The actions of a few paint a negative picture of us all for the most part, which is completely unfair, but also a harsh reality. Maybe it’s the negative perception that a good portion of the country has of New Jersey that has worn on some, but that’s even more reason to expect this type of backlash. We all know how great our home state is, despite the turnpike jokes, fist pumping ridicule (they were from Staten Island dammit), and other uneducated negative views of the garden state. Responding with negative comments and threats makes you part of the problem, not the solution. Man or woman up and swallow your pride for now. You can’t fight ignorance with arrogance, it’s a lose lose scenario.
The more you click and read and the more you comment on negative articles, the more sites will continue to publish negative Rutgers related articles. The national media doesn’t have a clue about the positive developments that are transpiring, nor do most other Big Ten fans. It’s not good business for them to spin positive on Rutgers anyway, because making fun of the new kid who has no friends has sadly been in style in American culture long before most Big Ten schools started playing football. Let them sleep on Rutgers. They’ve had many reasons to do so in the past. We all believe that is soon changing, but shouting about it does none of us any favors. If you want to really help defend the wall, donate to the RFund.
Accept we are starting at the bottom, but embrace the journey ahead. But let’s do it together. The actions of a few is causing damage to the many measured and optimistic Rutgers fans that exist. It’s time for that to change. Rebuilding a program takes a lot of time and patience. Rebuilding the vast majority of an entire athletic department takes even more. That’s the reality we live in as Rutgers supporters. We are here now because of years of mismanagement and neglect. Life is not always fair and the years of mistakes and mismanagement by previous administrations is our burden to bear. Embrace it under the umbrella of hope that is now above us.

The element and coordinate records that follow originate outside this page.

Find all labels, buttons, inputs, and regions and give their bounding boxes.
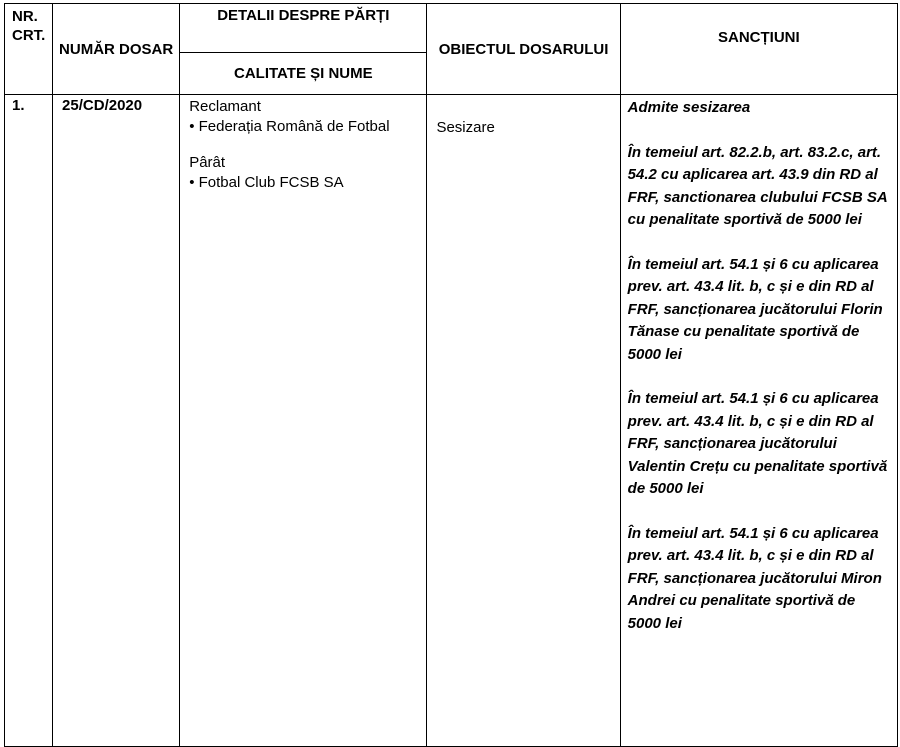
sanction-paragraph: În temeiul art. 54.1 și 6 cu aplicarea prev. art. 43.4 lit. b, c și e din RD al FRF, sancționarea jucătorului Miron Andrei cu penalitate sportivă de 5000 lei (627, 524, 882, 632)
sanction-paragraph: Admite sesizarea (627, 99, 751, 116)
sanction-paragraph: În temeiul art. 54.1 și 6 cu aplicarea prev. art. 43.4 lit. b, c și e din RD al FRF, sancționarea jucătorului Florin Tănase cu penalitate sportivă de 5000 lei (627, 255, 883, 363)
party-role: Reclamant (189, 98, 261, 115)
party-role: Pârât (189, 154, 226, 171)
header-calitate-nume: CALITATE ȘI NUME (180, 52, 427, 94)
header-numar-dosar: NUMĂR DOSAR (53, 4, 180, 95)
sanction-paragraph: În temeiul art. 54.1 și 6 cu aplicarea prev. art. 43.4 lit. b, c și e din RD al FRF, sancționarea jucătorului Valentin Crețu cu penalitate sportivă de 5000 lei (627, 390, 888, 497)
header-nr-crt: NR. CRT. (5, 4, 53, 95)
sanction-paragraph: În temeiul art. 82.2.b, art. 83.2.c, art. 54.2 cu aplicarea art. 43.9 din RD al FRF, sanctionarea clubului FCSB SA cu penalitate sportivă de 5000 lei (627, 143, 888, 228)
cell-obiect: Sesizare (427, 95, 620, 747)
party-reclamant (189, 97, 426, 137)
party-name: • Federația Română de Fotbal (189, 118, 390, 135)
sanctions-table (4, 3, 898, 747)
party-name: • Fotbal Club FCSB SA (189, 174, 344, 191)
cell-nr: 1. (5, 95, 53, 747)
party-parat (189, 153, 426, 193)
header-detalii-parti: DETALII DESPRE PĂRȚI (180, 4, 427, 53)
header-obiectul-dosarului: OBIECTUL DOSARULUI (427, 4, 620, 95)
cell-parti (180, 95, 427, 747)
cell-numar-dosar: 25/CD/2020 (53, 95, 180, 747)
cell-sanctiuni (620, 95, 897, 747)
header-sanctiuni: SANCȚIUNI (620, 4, 897, 95)
table-row (5, 95, 898, 747)
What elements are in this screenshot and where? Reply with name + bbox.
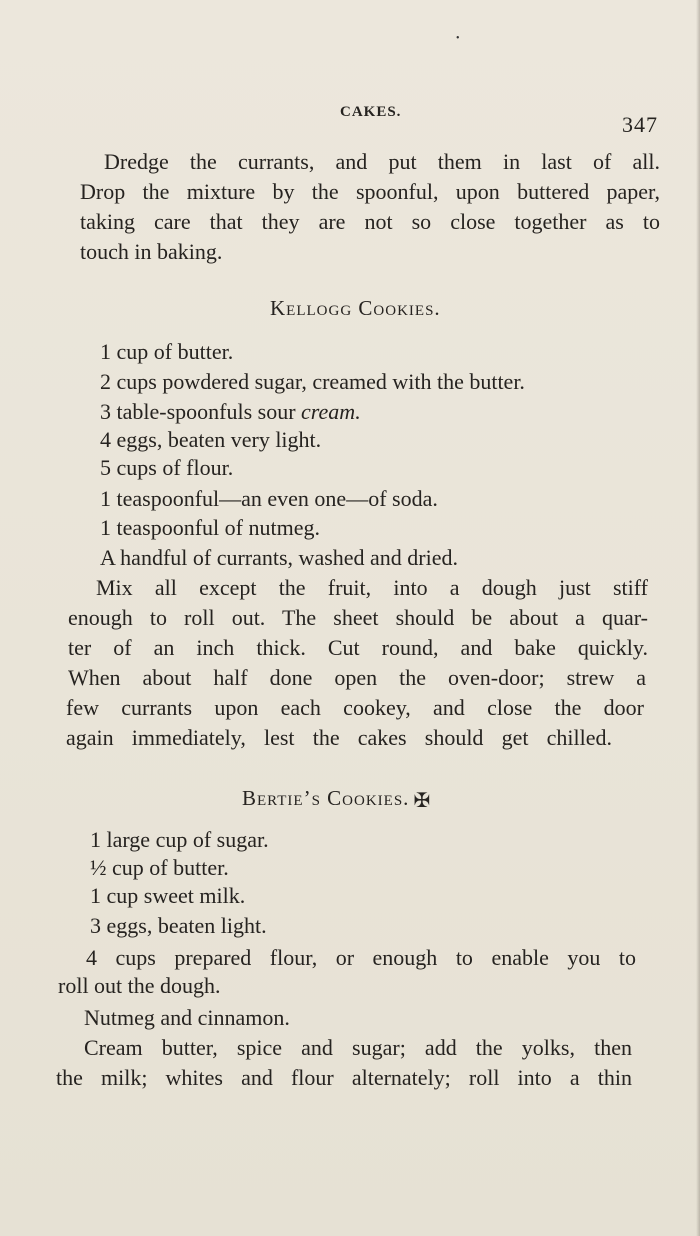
running-head: CAKES. (340, 104, 402, 120)
berties-ingredient-6: Nutmeg and cinnamon. (84, 1005, 290, 1030)
intro-line-3: taking care that they are not so close together as to (80, 209, 660, 234)
maltese-cross-icon: ✠ (413, 790, 432, 812)
intro-line-4: touch in baking. (80, 239, 223, 264)
berties-ingredient-5: 4 cups prepared flour, or enough to enable you to (86, 945, 636, 970)
kellogg-instruction-3: ter of an inch thick. Cut round, and bake quickly. (68, 635, 648, 660)
kellogg-instruction-4: When about half done open the oven-door; strew a (68, 665, 646, 690)
kellogg-ingredient-3 (100, 398, 361, 426)
kellogg-instruction-6: again immediately, lest the cakes should get chilled. (66, 725, 612, 750)
kellogg-ingredient-1: 1 cup of butter. (100, 339, 234, 364)
page-edge-shadow (696, 0, 700, 1236)
ink-speck: • (456, 33, 460, 44)
berties-instruction-2: the milk; whites and flour alternately; roll into a thin (56, 1065, 632, 1090)
berties-ingredient-1: 1 large cup of sugar. (90, 827, 269, 852)
intro-line-1: Dredge the currants, and put them in last of all. (104, 149, 660, 174)
berties-ingredient-4: 3 eggs, beaten light. (90, 913, 267, 938)
berties-title-text: Bertie’s Cookies. (242, 786, 410, 810)
kellogg-instruction-1: Mix all except the fruit, into a dough just stiff (96, 575, 648, 600)
berties-title (242, 784, 431, 815)
berties-ingredient-5-cont: roll out the dough. (58, 973, 221, 998)
kellogg-ingredient-5: 5 cups of flour. (100, 455, 234, 480)
kellogg-ingredient-2: 2 cups powdered sugar, creamed with the butter. (100, 369, 525, 394)
kellogg-ingredient-8: A handful of currants, washed and dried. (100, 545, 459, 570)
kellogg-ingredient-3-text: 3 table-spoonfuls sour (100, 399, 302, 424)
kellogg-title: Kellogg Cookies. (270, 296, 441, 320)
intro-line-2: Drop the mixture by the spoonful, upon buttered paper, (80, 179, 660, 204)
berties-instruction-1: Cream butter, spice and sugar; add the yolks, then (84, 1035, 632, 1060)
kellogg-ingredient-6: 1 teaspoonful—an even one—of soda. (100, 486, 438, 511)
kellogg-ingredient-7: 1 teaspoonful of nutmeg. (100, 515, 320, 540)
berties-ingredient-3: 1 cup sweet milk. (90, 883, 246, 908)
kellogg-instruction-5: few currants upon each cookey, and close the door (66, 695, 644, 720)
berties-ingredient-2: ½ cup of butter. (90, 855, 229, 880)
kellogg-ingredient-4: 4 eggs, beaten very light. (100, 427, 322, 452)
kellogg-instruction-2: enough to roll out. The sheet should be about a quar- (68, 605, 648, 630)
page-number: 347 (622, 112, 658, 137)
cream-word: cream. (301, 399, 361, 424)
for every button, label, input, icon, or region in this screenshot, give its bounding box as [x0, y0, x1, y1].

Look at the Chicago Cubs, who were nicknamed the “lovable losers” after failing to win a World Series title for over a century. That changed two nights ago forever. The general view of Rutgers fans and our teams right now certainly includes the term losers, but far from lovable. We can’t control the first term, but we certainly can to a degree with the second one. Stop feeding into stereotypes, screaming for respect, and threatening to burn the path down on the way to achieving it. Spoiler alert, Rutgers will never, ever be loved by the majority of other fanbases in the Big Ten. However, we shouldn’t worry about outsiders, but care only about “R Family”. Respect will come, but it has to be earned. Take the high road and the long view.
Stop being offended by the hate for Rutgers and focus on the love of our own. When the day comes that Hobbs spoke of so passionately at the groundbreaking ceremony, the real payoff will be worth all the abuse, mockery, and losing we have all endured in the past, present, and immediate future. Keep rooting for the red team, as our athletic department rows upstream, and give it time. Better days are ahead. For now, keep that within the family and let the haters hate. Keep L-I-V-I-N and rooting for Rutgers, but do it the right way!